Their work schedule starts really picking up in May and June so I'm gonna make sure I can pee clean by early May with an eye towards getting to the USCG Rec Center before Memorial Day weekend to finish the process and be ready to ship out at the start of June when my daughter's mom will be done with school for the summer.

This sounds like a good plan... it'll suck missing your kid for chunks of time, but to be able to provide financial security and a permanent home will be so so worth it.
"I'm guessing it was January 2007, a meeting in Bethesda, we got a bag of bees and just started smashing them on the desk," Charles Wick said. "It was very complicated."


Mesozoic Mister Nigel

Quote from: Emo Howard on April 03, 2017, 07:40:35 AM
Opened the fuel center this morning. Was counting the money from the day before. found some counterfeit hundreds. Called management, they came and confirmed they were counterfeit, and took them back to the store with them. Went back to counting money, found more... a lot more. Looks like an inside job.

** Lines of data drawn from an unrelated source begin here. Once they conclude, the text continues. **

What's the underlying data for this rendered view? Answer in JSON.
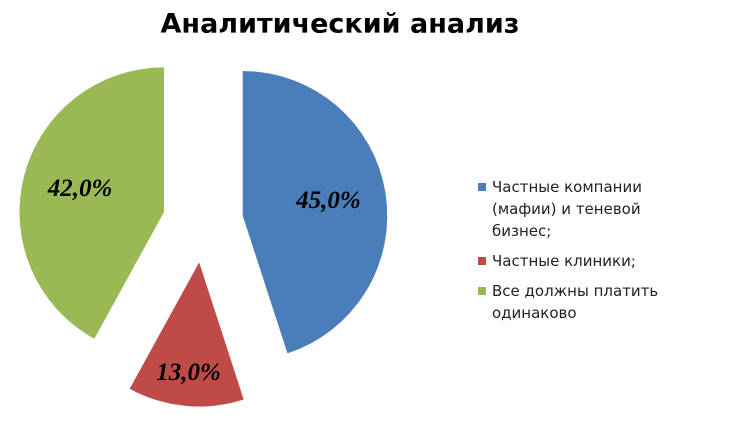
{
  "chart_data": {
    "type": "pie",
    "title": "Аналитический анализ",
    "categories": [
      "Частные компании (мафии) и теневой бизнес;",
      "Частные клиники;",
      "Все должны платить одинаково"
    ],
    "values": [
      45,
      13,
      42
    ],
    "value_labels": [
      "45,0%",
      "13,0%",
      "42,0%"
    ],
    "colors": [
      "#4a7ebb",
      "#be4b48",
      "#98b954"
    ],
    "legend": "right"
  }
}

Only 3 people worked the day before: the lead who has been a trusted employee for over 30 years, me, and the new guy, who closed that night. All the dirty drops were his. His first drop of the day was a bag with 25 identical $20 bills, all with the same serial number, made during the 20 minutes that I was out on a break which I took as soon as he came in.

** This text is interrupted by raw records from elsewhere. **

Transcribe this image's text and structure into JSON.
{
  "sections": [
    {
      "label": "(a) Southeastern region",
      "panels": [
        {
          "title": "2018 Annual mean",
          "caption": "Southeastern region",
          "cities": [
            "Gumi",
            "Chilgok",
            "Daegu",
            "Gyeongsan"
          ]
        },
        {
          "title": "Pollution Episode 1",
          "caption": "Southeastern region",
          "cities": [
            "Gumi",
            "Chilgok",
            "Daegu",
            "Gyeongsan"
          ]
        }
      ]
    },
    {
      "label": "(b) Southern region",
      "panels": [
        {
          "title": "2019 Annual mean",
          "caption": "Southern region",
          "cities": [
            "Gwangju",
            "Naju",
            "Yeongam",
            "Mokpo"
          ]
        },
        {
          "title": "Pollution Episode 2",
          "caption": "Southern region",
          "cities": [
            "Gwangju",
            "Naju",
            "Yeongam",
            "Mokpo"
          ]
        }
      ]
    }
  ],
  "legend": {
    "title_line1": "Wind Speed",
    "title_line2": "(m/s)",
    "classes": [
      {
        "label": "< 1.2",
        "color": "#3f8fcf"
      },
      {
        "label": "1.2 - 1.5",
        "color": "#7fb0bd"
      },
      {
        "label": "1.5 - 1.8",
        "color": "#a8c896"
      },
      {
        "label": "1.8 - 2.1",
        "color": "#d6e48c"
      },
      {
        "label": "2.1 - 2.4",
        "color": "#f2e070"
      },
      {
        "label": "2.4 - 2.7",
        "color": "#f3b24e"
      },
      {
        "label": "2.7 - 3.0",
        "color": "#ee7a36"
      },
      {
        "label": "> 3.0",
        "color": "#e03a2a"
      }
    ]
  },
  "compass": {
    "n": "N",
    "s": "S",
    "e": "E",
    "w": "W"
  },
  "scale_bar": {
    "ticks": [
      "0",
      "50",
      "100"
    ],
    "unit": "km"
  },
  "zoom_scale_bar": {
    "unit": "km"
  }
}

He was supposed to close tonight, but called out.


ETA:

While filling out the date on the deposit slip for what was left of real money, I realized all of this had happened on April 1st.

:horrormirth:

Wow

If he didn't get hired using a fake ID and SS# he is so going to prison.
"I'm guessing it was January 2007, a meeting in Bethesda, we got a bag of bees and just started smashing them on the desk," Charles Wick said. "It was very complicated."


Mesozoic Mister Nigel

We spent the weekend gardening our hearts out, building planter boxes and moving raspberries and putting in tiny wee shrubberies and burning scrap wood. One of the new neighbors in the townhomes decided to stick his head out the window and question whether we were supposed to have a fire going, and not-so-subtly threatened to call the cops -- "I'm not sure if there are ordinances..." -- but shut up when I told him that I had the fire department come out and verify placement of my firepit when I put it in. What I should have let him know is that there ARE ordinances regarding peeping. We fully intend to spend most of the summer naked in our back yard, and if the old coot has a problem with that he can suck it. I hope it gives him a stroke.

So now we have two sets of nosy neighbors. Next on the list: a camellia and some columnar holly trees or arborvitae to block their stupid nosy views.
"I'm guessing it was January 2007, a meeting in Bethesda, we got a bag of bees and just started smashing them on the desk," Charles Wick said. "It was very complicated."